A Modest Proposal: Abolishing Agency Independence in Free Enterprise Fund v. PCAOB
- Author(s): Neomi Rao
- Date Posted: April 2011
- Law & Economics #: 11-19
- Availability: Full text (most recent) on SSRN
Free Enterprise Fund v. Public Company Accounting Oversight Board outlines a modest proposal for abolishing agency independence. The Supreme Court’s decision creates a framework for challenging the constitutionality of agency independence and the restrictions on removal that shield the heads of independent agencies from presidential oversight. In the course of assessing the constitutionality of the Public Company Accounting Oversight Board (PCAOB or Board), the Court provides the reasoning for undermining most forms of agency independence. Yet the potential scope of the decision has gone largely unnoticed. Most commentators have pronounced the decision insignificant for presidential authority. This Article questions the conventional interpretation and demonstrates that the structure of the Court’s argument logically calls into question the constitutionality of agency independence. Moreover, the Court’s remedy of severing invalid for-cause removal limits provides a workable approach for future cases—eliminating agency independence without eliminating the independent agencies.

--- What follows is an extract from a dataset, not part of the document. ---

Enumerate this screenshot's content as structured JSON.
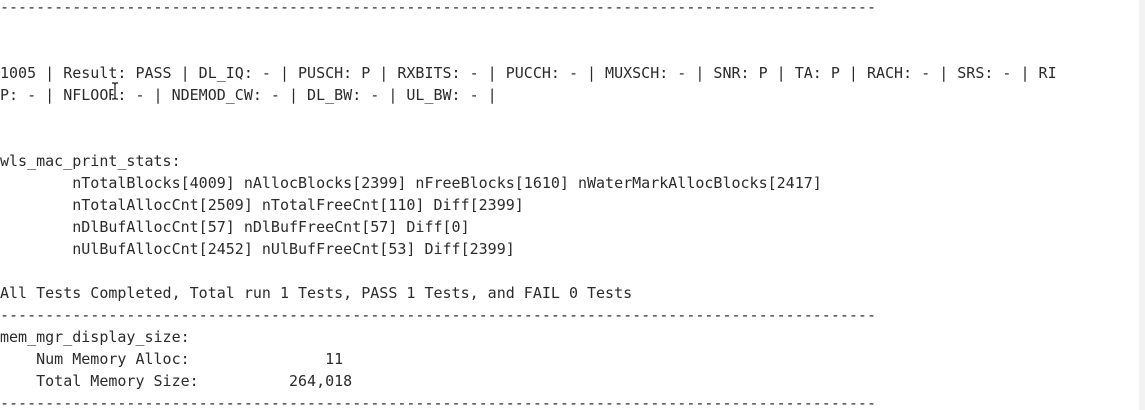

Chief Justice John Roberts’ opinion sets out an ambitious proof that establishes several principles that follow from separation of powers: (1) accountability for faithful execution of the laws requires presidential oversight and control of executive branch officers; (2) presidential oversight and control require the capacity to remove such officers; (3) Congress cannot restrict the President’s removal power. The principles apply uneasily to the facts of Free Enterprise Fund, which ultimately leaves the Securities and Exchange Commission, an independent agency, responsible for the Board. But the principles logically apply to the first layer of agency independence and suggest that for-cause removal protections for the heads of independent agencies are unconstitutional. The Court makes clear that the President’s removal power is a constitutional requirement, but limitations on the removal power were created by the Court—opening up the possibility that the Court will reevaluate precedents such as Humphrey’s Executor in a future case.